Now, here is the paranormal event that changed me. One afternoon, I was walking up the back stairs to the second floor. The second floor was the location that I most dreaded in the school because I always felt that something was waiting to get me. That’s, also, where I had photographed the orbs. The second-floor landings had safety glass installed, instead of metal railings. This is to prevent small children from falling. Years earlier, when the children rushed down the stairs at the end of the school day, a small girl had been accidentally pushed to her death.
I always enjoyed watching my reflection in the safety glass as I passed. Yes, I am a bit vain. This time, instead of my reflection, I observed a woman standing on the other side of the glass watching me. There was a bright aura of white light surrounding her body. She was dressed in a long flowing white robe and, just like a nun, her head was covered with a white habit. She looked just like one of the holy figures in the paintings in our church. I think she was an angel.
Quickly, there at the top of the stairs, just like I had learned in catechism class, I made the Stations of the Cross and fell to my knees praying. I lowered my eyes. When I finished my prayer, I cautiously looked up to see if she was still there. She was. She was standing in front of me. When our eyes met, she spoke to me; but, there were no words. Her thoughts just appeared in my mind.
She had a gift for me; but the gift, she warned me, was also a burden. She instructed me not to share the reason that I had been chosen for the gift with anyone. In all these years, I still haven’t. Then she placed her right hand on my head and she prayed. When she finished, she kissed me on my cheek. She said, I would be dying, the next time that we meet. Then she disappeared in a floating ball of bright light that got smaller and brighter until it just wasn’t there anymore. The light was so strong, I had to close my eyes and cover them with my forearm. Still, I could see her departure pictured in my thoughts.
When I opened my eyes again, and they had adjusted to the low light level, I could see, hear, touch and much worst smell the dead. This was the gift that I had been given. Since that day, my purpose in life has been to bring the lingering dead into God’s mercy through the light of his grace. To better serve God, I became a Nun.

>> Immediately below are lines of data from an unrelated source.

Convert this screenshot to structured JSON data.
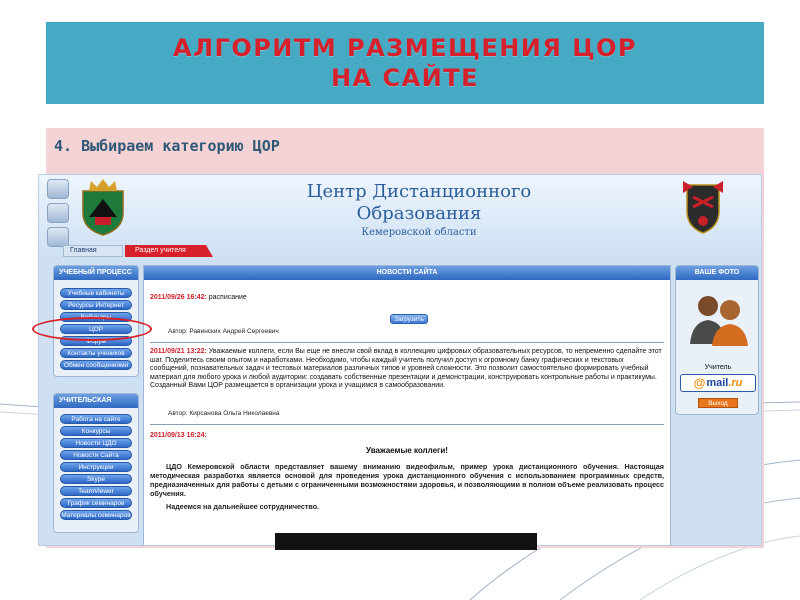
{
  "slide": {
    "title_line1": "АЛГОРИТМ РАЗМЕЩЕНИЯ ЦОР",
    "title_line2": "НА САЙТЕ",
    "step_text": "4. Выбираем категорию ЦОР"
  },
  "site": {
    "title_line1": "Центр Дистанционного",
    "title_line2": "Образования",
    "subtitle": "Кемеровской области",
    "nav": {
      "home": "Главная",
      "teacher_section": "Раздел учителя"
    }
  },
  "left_menu": {
    "process_title": "УЧЕБНЫЙ ПРОЦЕСС",
    "process_items": [
      "Учебные кабинеты",
      "Ресурсы Интернет",
      "Вебинары",
      "ЦОР",
      "Форум",
      "Контакты учеников",
      "Обмен сообщениями"
    ],
    "teacher_title": "УЧИТЕЛЬСКАЯ",
    "teacher_items": [
      "Работа на сайте",
      "Конкурсы",
      "Новости ЦДО",
      "Новости Сайта",
      "Инструкции",
      "Skype",
      "TeamViewer",
      "График семинаров",
      "Материалы семинаров"
    ]
  },
  "news": {
    "header": "НОВОСТИ САЙТА",
    "item1": {
      "date": "2011/09/26 16:42:",
      "text": " расписание",
      "button": "Загрузить",
      "author": "Автор: Равинских Андрей Сергеевич"
    },
    "item2": {
      "date": "2011/09/21 13:22:",
      "text": " Уважаемые коллеги, если Вы еще не внесли свой вклад в коллекцию цифровых образовательных ресурсов, то непременно сделайте этот шаг. Поделитесь своим опытом и наработками. Необходимо, чтобы каждый учитель получил доступ к огромному банку графических и текстовых сообщений, познавательных задач и тестовых материалов различных типов и уровней сложности. Это позволит самостоятельно формировать учебный материал для любого урока и любой аудитории: создавать собственные презентации и демонстрации, конструировать контрольные работы и практикумы. Созданный Вами ЦОР размещается в организации урока и учащимся в самообразовании.",
      "author": "Автор: Кирсанова Ольга Николаевна"
    },
    "item3": {
      "date": "2011/09/13 16:24:",
      "title": "Уважаемые коллеги!",
      "body": "ЦДО Кемеровской области представляет вашему вниманию видеофильм, пример урока дистанционного обучения. Настоящая методическая разработка является основой для проведения урока дистанционного обучения с использованием программных средств, предназначенных для работы с детьми с ограниченными возможностями здоровья, и позволяющими в полном объеме реализовать процесс обучения.",
      "closing": "Надеемся на дальнейшее сотрудничество."
    }
  },
  "right_panel": {
    "header": "ВАШЕ ФОТО",
    "label": "Учитель",
    "mail_at": "@",
    "mail_word": "mail",
    "mail_ru": ".ru",
    "login_button": "Выход"
  },
  "colors": {
    "title_bg": "#46aac4",
    "title_text": "#d6212c",
    "panel_bg": "#f4d3d6",
    "highlight": "#d81f26"
  }
}
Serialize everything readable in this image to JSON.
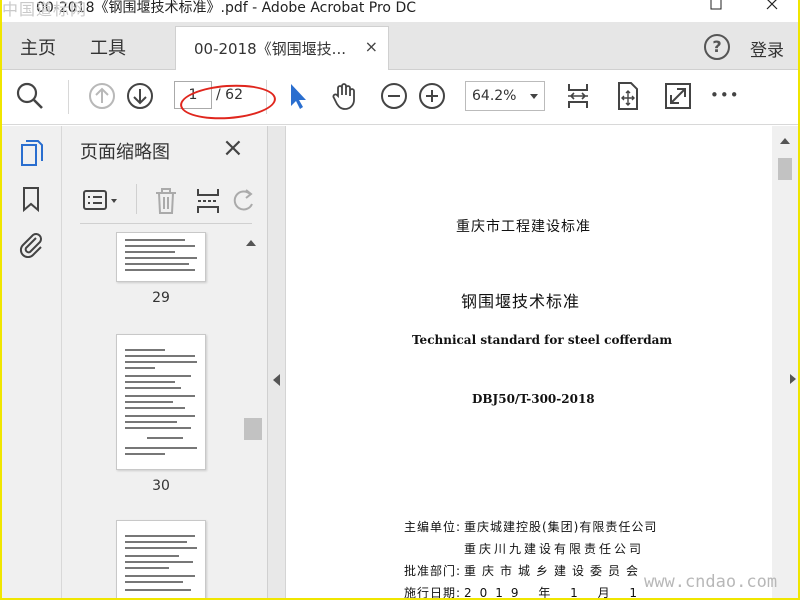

That night, I discovered that there were several ghosts on the second floor. That included the ghost of the little girl that died after being pushed. Though I was afraid, my prayers helped all of them find God's light. Since then, I have helped thousands of ghosts pass to grace. Some of whom I knew. Many times they didn’t know they were dead. They just knew that they were lost, or confused and had been wandering for a long time. They all wanted to go to their homes but they couldn’t find their way. So, I helped them all to find God’s grace. However, I am not always successful. Some ghosts, when they discover the truth, become fearful and refuse help. Some believe that they are simply dreaming and don't want to be disturbed.
My mother said, "Please be careful Olivia. Ghosts can’t hurt you but they can sure make you hurt yourself.” She was only partially correct. I have been physically attacked and injured many times by ghosts. Even well-meaning ghosts can cause harm out of their fears or in their confusion. The longer they spend outside of God's grace, the crazier they become. Also, the more dangerous they become.
So, my warning to all of you is this. Ghosts exist. If you think you are alone, you're wrong. They are everywhere. Just like living people, if they choose, they can harm you. Don’t seek them out. Be aware, be cautious and say your prayers.